Подойдя к ним, Устьянцев усмехнулся:
— А, супруги Осинины, привет! Какая трогательная семейная идиллия, не правда ли?
Костя тут же поднялся, отшвырнул газету и, не отвечая Федору и не глядя на него, покрасневший, пошел в подъезд, а потом закатил дикий скандал, возмущался, что Катя унижает его перед Устьянцевым. Она не стала слушать его истеричные выкрики: тут же ушла к женщинам из группы рабочего проектирования и у них ночевала. Наутро Костя как побитая собака приплелся к ней.
Вообще, на стройке Катя не нашла своего места. Она впервые была на большом строительстве и растерялась среди бесчисленных, разбросанных на громадной территории объектов, сотен грохочущих и ревущих машин, в многотысячном коллективе строителей, состоящем из множества участков, бригад, смен. Рабочие здесь были отличные мастера своего дела, уверенные, смелые, знающие себе цену — настоящие хозяева стройки. Они со снисходительной иронией выслушивали ее замечания и требования — и делали по-своему.
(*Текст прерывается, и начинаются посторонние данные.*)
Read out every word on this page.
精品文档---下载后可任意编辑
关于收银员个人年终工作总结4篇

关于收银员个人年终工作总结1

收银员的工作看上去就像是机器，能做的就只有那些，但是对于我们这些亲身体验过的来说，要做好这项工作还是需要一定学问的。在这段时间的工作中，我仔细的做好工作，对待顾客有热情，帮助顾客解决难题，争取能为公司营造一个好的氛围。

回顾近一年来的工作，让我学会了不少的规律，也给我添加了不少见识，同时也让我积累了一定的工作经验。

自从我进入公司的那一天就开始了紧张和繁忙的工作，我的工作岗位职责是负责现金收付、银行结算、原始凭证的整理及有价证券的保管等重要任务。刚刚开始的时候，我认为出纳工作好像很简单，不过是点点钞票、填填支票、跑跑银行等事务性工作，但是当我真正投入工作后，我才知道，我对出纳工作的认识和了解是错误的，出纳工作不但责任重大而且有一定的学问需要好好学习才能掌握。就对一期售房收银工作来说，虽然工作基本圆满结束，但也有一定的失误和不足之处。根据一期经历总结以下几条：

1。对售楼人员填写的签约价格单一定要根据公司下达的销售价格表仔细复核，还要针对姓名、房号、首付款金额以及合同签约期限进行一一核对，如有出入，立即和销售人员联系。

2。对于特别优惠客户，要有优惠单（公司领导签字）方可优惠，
Катя робела перед ними, тушевалась перед их грубыми остротами, не умела ответить на их шутки и подначки и чувствовала себя бесполезной, лишней среди них.
На стройке Костя подружился с Кипарисовым, начальником смены на плотине, которого Катя терпеть не могла за его цинизм, нахальство и за то, что он беззастенчиво ухаживал за ней. Видно, он считал себя неотразимым и удивлялся и злился, что Катя пренебрегает им. Раздражало Катю и отличное здоровье, завидный аппетит Кипарисова, всегда хорошее настроение и постоянно игравшая на его лице обезоруживающая улыбка убежденного эгоиста, который считает, что весь мир существует только для его удовольствия.
Разочарованная Сибирью, истосковавшаяся по Москве, она однажды предложила Косте вернуться домой, не дожидаясь конца командировки. Было это после работы, вечером. Костя брился, видно, куда-то собирался, хотя ей пока ничего не говорил.
Он выключил электрическую бритву и удивленно спросил:
— Что случилось? Ты так добивалась командировки!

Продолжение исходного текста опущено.